假如我们直接应用现有的模型尝试提交一次kaggle,结果如下:
# %% 计算测试集
preds = net(test_features).detach().numpy().reshape(1, -1)[0]
preds = pd.Series(preds)
submission = pd.DataFrame({"Id": test_data["Id"], "SalePrice": preds})
global_console.print(submission)
submission.to_csv("submission.csv", index=False)
kaggle competitions submit -c house-prices-advanced-regression-techniques -f submission.csv -m "test submission"
提交之后的结果:

kaggle的打分方式和我们对于误差的描述一致,都考察预测值与真实值的误差对数方均根值。可以看到的是我们最后的得分是0.138,比训练集最后的误差大的多,原因在于我们的模型没有对测试集中的特征额外重视,模型出现了协变量偏移。假如我们想要修正协变量偏移,我们需要额外训练一个模型用来分类测试集与训练集特征,并让原本的模型对于训练集没有而测试集有的特征给予额外注意。
但是在进一步优化模型之前,我们可能需要先进行K折交叉验证。以下是d2l给出的kfold实现:
def get_k_fold_data(k, i, X, y):
assert k > 1
fold_size = X.shape[0] // k
X_train, y_train = None, None
for j in range(k):
idx = slice(j * fold_size, (j + 1) * fold_size)

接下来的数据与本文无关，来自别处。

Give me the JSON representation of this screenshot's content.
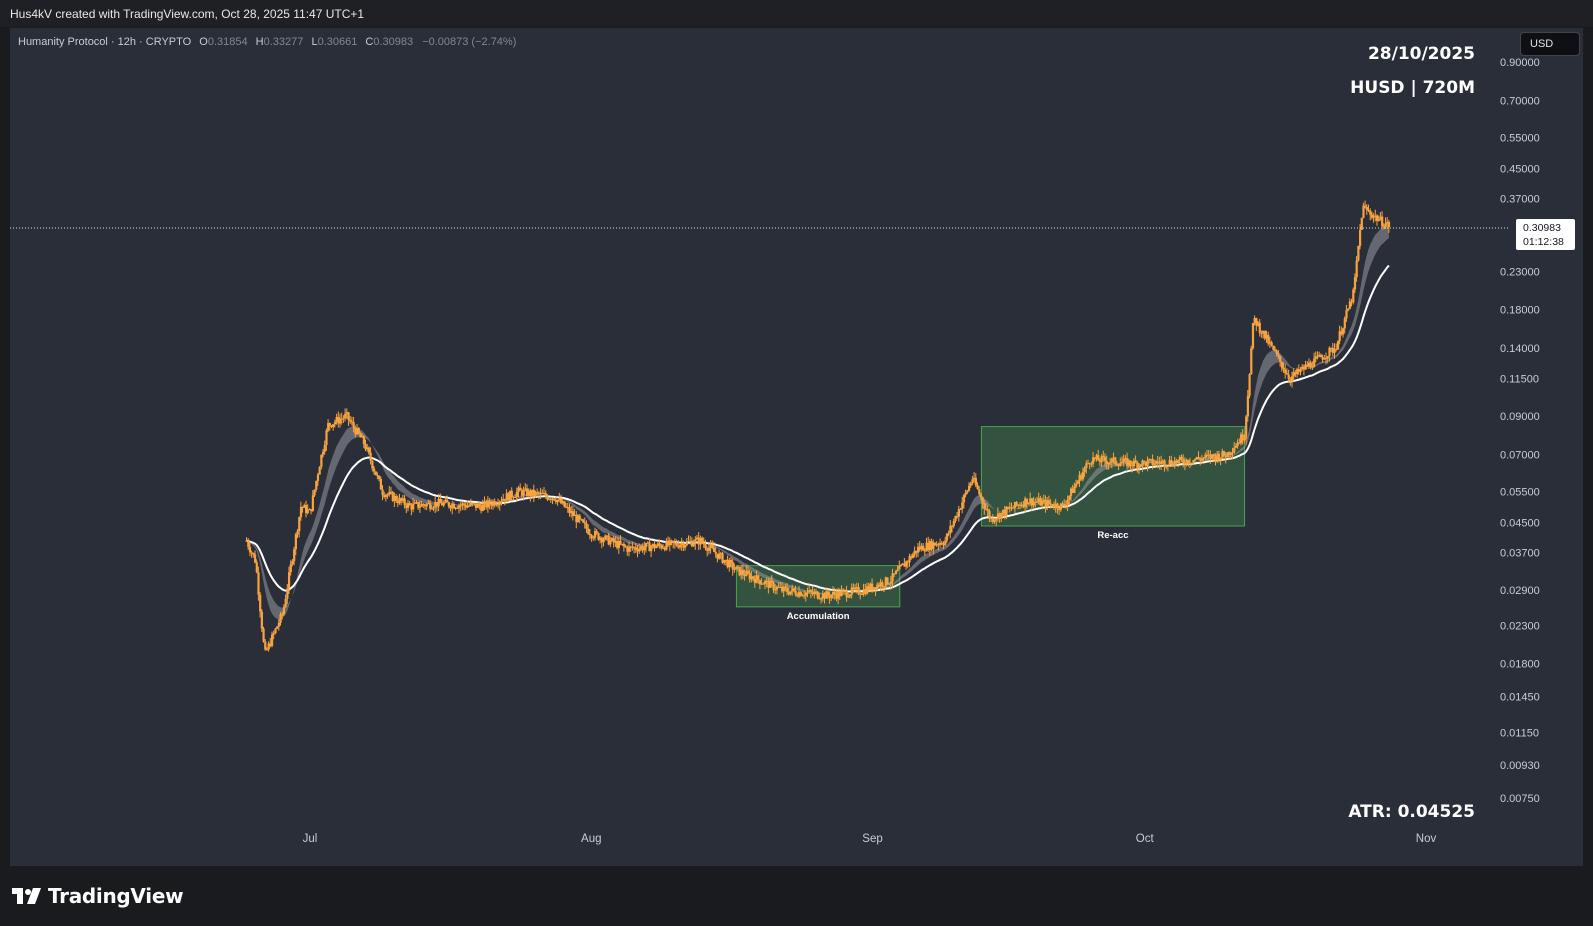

X_part, y_part = X[idx, :], y[idx]
if j == i:
X_valid, y_valid = X_part, y_part
elif X_train is None:
X_train, y_train = X_part, y_part
else:
X_train = torch.cat([X_train, X_part], 0)

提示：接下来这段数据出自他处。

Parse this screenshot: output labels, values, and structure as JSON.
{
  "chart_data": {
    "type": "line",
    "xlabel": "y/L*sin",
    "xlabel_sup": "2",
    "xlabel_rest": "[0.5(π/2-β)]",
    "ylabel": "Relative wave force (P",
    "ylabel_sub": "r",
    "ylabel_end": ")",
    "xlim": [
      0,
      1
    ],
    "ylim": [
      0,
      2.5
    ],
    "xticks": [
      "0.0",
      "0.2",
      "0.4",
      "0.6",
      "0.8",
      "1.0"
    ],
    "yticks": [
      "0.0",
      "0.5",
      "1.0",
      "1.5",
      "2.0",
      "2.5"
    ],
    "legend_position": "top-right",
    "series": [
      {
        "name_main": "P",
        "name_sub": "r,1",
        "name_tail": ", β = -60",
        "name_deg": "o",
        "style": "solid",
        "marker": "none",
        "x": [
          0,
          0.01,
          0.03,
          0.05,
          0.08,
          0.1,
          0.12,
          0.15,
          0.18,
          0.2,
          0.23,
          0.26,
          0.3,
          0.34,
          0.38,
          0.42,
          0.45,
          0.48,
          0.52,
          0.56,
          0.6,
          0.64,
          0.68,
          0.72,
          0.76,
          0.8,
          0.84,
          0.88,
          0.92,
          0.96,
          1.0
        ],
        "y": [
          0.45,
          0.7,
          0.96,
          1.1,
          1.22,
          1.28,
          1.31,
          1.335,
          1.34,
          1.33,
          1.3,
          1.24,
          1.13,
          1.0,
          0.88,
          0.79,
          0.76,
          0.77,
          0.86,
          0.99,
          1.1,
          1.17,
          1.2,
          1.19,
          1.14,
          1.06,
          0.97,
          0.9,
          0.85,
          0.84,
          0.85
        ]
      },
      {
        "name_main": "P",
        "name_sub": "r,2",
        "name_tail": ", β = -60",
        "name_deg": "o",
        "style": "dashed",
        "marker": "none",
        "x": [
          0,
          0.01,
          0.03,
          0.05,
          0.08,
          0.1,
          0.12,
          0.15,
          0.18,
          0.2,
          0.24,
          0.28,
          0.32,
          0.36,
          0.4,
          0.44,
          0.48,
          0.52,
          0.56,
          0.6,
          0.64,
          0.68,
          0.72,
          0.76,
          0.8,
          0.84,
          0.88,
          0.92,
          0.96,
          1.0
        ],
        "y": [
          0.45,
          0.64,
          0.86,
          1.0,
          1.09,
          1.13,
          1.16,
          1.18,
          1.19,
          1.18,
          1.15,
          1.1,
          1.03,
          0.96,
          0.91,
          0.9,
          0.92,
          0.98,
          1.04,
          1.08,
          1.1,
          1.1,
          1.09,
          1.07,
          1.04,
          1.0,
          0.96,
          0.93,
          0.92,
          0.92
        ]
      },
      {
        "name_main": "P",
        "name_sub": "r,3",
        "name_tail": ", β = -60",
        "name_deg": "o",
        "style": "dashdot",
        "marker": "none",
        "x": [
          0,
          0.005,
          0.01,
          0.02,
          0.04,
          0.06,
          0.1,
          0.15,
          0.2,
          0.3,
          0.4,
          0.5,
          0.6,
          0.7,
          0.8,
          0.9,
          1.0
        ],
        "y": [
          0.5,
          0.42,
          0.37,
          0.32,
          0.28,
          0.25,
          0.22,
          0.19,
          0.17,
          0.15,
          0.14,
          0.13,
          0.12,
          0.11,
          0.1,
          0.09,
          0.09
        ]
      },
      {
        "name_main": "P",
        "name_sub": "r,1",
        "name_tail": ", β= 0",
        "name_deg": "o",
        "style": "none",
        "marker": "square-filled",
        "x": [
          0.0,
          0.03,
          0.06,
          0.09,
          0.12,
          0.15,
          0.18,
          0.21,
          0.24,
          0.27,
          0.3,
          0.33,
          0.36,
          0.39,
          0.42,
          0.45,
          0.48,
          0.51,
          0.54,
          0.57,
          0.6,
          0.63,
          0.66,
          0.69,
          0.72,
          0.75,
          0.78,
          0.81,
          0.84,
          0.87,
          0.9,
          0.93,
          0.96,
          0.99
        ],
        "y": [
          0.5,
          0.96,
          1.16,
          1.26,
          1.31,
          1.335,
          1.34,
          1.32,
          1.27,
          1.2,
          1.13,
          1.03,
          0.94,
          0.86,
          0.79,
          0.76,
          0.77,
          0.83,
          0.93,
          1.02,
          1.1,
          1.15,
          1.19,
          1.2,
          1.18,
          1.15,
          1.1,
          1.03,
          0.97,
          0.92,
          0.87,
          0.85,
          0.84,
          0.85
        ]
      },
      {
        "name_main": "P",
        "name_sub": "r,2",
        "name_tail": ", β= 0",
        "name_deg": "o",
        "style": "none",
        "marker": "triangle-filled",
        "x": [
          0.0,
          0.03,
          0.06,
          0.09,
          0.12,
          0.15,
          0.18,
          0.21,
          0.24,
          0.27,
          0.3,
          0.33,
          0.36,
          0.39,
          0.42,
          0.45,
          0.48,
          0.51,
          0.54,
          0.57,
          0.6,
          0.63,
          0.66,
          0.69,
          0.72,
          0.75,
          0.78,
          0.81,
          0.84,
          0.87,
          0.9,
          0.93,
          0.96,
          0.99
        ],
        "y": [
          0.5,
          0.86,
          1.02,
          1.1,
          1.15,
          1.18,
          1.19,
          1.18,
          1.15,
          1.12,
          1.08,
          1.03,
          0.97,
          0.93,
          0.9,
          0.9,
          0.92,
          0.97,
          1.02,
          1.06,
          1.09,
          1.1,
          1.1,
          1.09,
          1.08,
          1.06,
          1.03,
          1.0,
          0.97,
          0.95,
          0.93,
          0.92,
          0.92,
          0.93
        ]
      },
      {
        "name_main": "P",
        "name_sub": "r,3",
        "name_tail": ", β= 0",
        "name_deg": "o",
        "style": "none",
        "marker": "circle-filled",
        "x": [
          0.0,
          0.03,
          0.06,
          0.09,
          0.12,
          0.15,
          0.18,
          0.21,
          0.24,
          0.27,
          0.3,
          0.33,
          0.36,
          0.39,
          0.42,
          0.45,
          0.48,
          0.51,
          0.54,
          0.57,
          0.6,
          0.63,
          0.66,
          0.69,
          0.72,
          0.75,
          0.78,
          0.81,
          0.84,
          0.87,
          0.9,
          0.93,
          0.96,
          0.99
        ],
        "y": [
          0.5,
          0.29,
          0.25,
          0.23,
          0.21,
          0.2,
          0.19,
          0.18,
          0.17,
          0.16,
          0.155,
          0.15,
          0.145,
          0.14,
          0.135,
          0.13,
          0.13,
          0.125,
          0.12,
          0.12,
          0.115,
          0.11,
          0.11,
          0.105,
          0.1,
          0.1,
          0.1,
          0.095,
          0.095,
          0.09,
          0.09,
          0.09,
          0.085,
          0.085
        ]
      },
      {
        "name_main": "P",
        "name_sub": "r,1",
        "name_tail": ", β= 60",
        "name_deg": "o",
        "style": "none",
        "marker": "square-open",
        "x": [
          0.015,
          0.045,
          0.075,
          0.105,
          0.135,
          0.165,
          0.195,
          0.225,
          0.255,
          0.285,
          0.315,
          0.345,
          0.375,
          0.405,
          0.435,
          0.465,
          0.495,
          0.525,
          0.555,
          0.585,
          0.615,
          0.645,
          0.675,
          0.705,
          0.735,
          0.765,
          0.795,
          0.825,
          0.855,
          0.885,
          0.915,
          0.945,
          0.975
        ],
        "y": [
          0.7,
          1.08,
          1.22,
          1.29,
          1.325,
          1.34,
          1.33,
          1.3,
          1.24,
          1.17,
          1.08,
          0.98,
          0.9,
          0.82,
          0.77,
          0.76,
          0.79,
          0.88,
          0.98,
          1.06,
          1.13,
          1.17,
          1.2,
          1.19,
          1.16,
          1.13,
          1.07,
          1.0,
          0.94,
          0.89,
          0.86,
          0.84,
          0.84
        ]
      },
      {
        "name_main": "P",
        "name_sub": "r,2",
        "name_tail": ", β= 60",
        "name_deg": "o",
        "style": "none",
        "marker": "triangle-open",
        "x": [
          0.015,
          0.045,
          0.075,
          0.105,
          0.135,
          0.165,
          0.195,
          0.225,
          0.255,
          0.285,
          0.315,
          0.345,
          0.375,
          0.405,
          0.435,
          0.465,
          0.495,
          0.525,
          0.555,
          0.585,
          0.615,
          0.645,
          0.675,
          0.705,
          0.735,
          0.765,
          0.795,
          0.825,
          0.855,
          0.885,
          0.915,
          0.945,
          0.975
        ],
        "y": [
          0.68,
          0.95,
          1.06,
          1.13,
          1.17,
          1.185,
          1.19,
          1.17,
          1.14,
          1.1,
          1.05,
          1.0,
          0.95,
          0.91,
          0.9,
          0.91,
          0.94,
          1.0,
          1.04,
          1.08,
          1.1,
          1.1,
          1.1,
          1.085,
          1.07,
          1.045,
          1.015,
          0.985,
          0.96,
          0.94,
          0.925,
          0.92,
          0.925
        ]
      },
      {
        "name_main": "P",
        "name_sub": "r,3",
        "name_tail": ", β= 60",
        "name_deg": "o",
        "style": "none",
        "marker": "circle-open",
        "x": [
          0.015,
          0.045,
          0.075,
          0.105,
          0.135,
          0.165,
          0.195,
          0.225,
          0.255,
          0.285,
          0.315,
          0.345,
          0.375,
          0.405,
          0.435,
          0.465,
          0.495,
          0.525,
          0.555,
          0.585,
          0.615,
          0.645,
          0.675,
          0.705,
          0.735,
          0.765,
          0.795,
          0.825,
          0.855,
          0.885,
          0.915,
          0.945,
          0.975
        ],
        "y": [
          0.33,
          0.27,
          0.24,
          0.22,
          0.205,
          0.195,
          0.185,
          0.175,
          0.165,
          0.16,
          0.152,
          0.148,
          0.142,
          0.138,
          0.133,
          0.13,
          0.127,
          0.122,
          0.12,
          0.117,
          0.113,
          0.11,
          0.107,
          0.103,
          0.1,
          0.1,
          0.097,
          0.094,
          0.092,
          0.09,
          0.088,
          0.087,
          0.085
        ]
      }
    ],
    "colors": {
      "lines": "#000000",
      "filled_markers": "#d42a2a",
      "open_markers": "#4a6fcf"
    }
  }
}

y_train = torch.cat([y_train, y_part], 0)
return X_train, y_train, X_valid, y_valid
其中k表示k折的折叠数,k为5就表示将训练集平分为5份;i表示以取第i个折叠作为验证集,其他的所有折叠拼成一个新的训练集;X和y分别表示整个训练集的特征和标签。
以上函数的功能是根据K折的原理分隔数据集,真正应用的时候我们不会只取一个i,而是对所有的分块依次取一遍作为验证集,最后取误差的均值作为模型效果的衡量依据。因此,我们需要重复k次,每次都使用get_k_fold_data来获取本轮的训练集和验证集,同时每一次折叠我们都需要创建一个新的网络单独训练和测试。
完整实现如下:
# %% K折交叉验证
def get_k_fold_data(k: int, i: int, X: torch.Tensor, y: torch.Tensor):
assert k > 1 # 折叠数需要大于1,否则没有验证集
fold_size = X.shape[0] // k
X_train, y_train = None, None
for j in range(k):
idx = slice(j * fold_size, (j + 1) * fold_size) # 框出一个分块
X_part, y_part = X[idx, :], y[idx]
if j == i:
X_valid, y_valid = X_part, y_part
elif X_train is None:
X_train, y_train = X_part, y_part
else:
X_train, y_train = (
torch.cat([X_train, X_part], 0),
torch.cat([y_train, y_part], 0),
) # 把训练集分块拼成一个完整的训练集
global_console.print(f"[warning]k fold get: {i}[/warning]")

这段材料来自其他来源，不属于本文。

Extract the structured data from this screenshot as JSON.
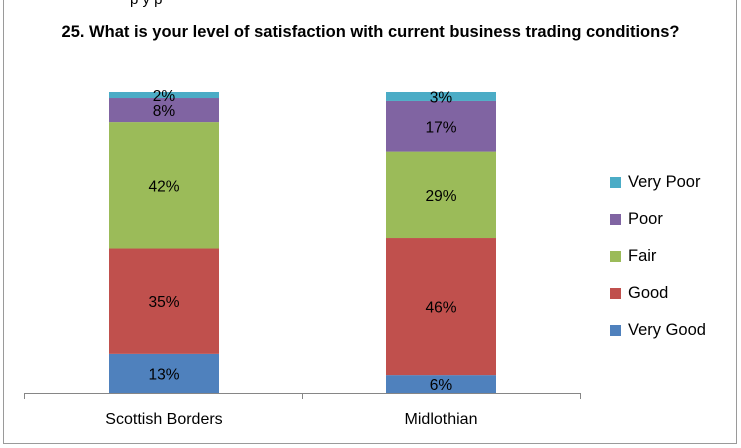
{
  "top_cut_text": "p             y p",
  "chart_data": {
    "type": "stacked-bar",
    "title": "25.  What is your level of satisfaction with current business trading conditions?",
    "categories": [
      "Scottish Borders",
      "Midlothian"
    ],
    "series": [
      {
        "name": "Very Good",
        "color": "#4f81bd",
        "values": [
          13,
          6
        ]
      },
      {
        "name": "Good",
        "color": "#c0504d",
        "values": [
          35,
          46
        ]
      },
      {
        "name": "Fair",
        "color": "#9bbb59",
        "values": [
          42,
          29
        ]
      },
      {
        "name": "Poor",
        "color": "#8064a2",
        "values": [
          8,
          17
        ]
      },
      {
        "name": "Very Poor",
        "color": "#4bacc6",
        "values": [
          2,
          3
        ]
      }
    ],
    "value_format": "percent",
    "legend_position": "right",
    "ylim": [
      0,
      100
    ]
  }
}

return X_train, y_train, X_valid, y_valid
def k_fold(
k: int,
train_features: torch.Tensor,
train_labels: torch.Tensor,
num_epochs: int,
learning_rate: float,
weight_decay: float,
batch_size: int,
):
train_l_sum, valid_l_sum = 0, 0
for i in range(k):
net = get_net()
data = get_k_fold_data(k, i, train_features, train_labels)
train_ls, test_ls = train(
net,
loss,
*data,
num_epochs=num_epochs,
weight_decay=weight_decay,
lr=learning_rate,
batch_size=batch_size,
)
train_l_sum += train_ls[-1]
valid_l_sum += test_ls[-1]
return train_l_sum / k, valid_l_sum / k
train_l_sum, valid_l_sum = k_fold(5, train_features, train_labels, 100, 0.01, 0, 64)
global_console.print(train_l_sum)
global_console.print(valid_l_sum)
输出结果:

从中我们可以看到模型对于验证集的预测误差比训练集的误差高了约60%。这意味着模型存在明显的过拟合现象。假如我们的模型有足够的泛化能力,训练误差与验证误差的差距应该更小。
(但是模型优化的问题懒得折腾了(拖的时间太久了),D2L暂时告一段落。)
最后附上完整代码。
# %%
import numpy as np
import pandas as pd
import random
import torch
import torch.nn as nn
from rich.console import Console
from rich.table import Column
from rich.theme import Theme
from rich.progress import (
Progress,
BarColumn,
TextColumn,
track,
TimeElapsedColumn,
TimeRemainingColumn,
)
from torch.nn.modules import fold
from torch.optim import Optimizer
custom_theme = Theme(
{
"info": "cyan",
"log": "bright_black",
"warning": "yellow",
"error": "bold red",
}
)
global_console = Console(theme=custom_theme, record=True)
text_column = TextColumn("{task.description}", table_column=Column(ratio=1))
bar_column = BarColumn(bar_width=None, table_column=Column(ratio=2))
progress = Progress(
TextColumn("[progress.description]{task.description}"),
BarColumn(),
TextColumn("[progress.percentage]{task.percentage:>3.0f}%"),
TimeElapsedColumn(),
TimeRemainingColumn(),
)
# %% 读取数据集
train_data = pd.read_csv("train.csv", delimiter=",")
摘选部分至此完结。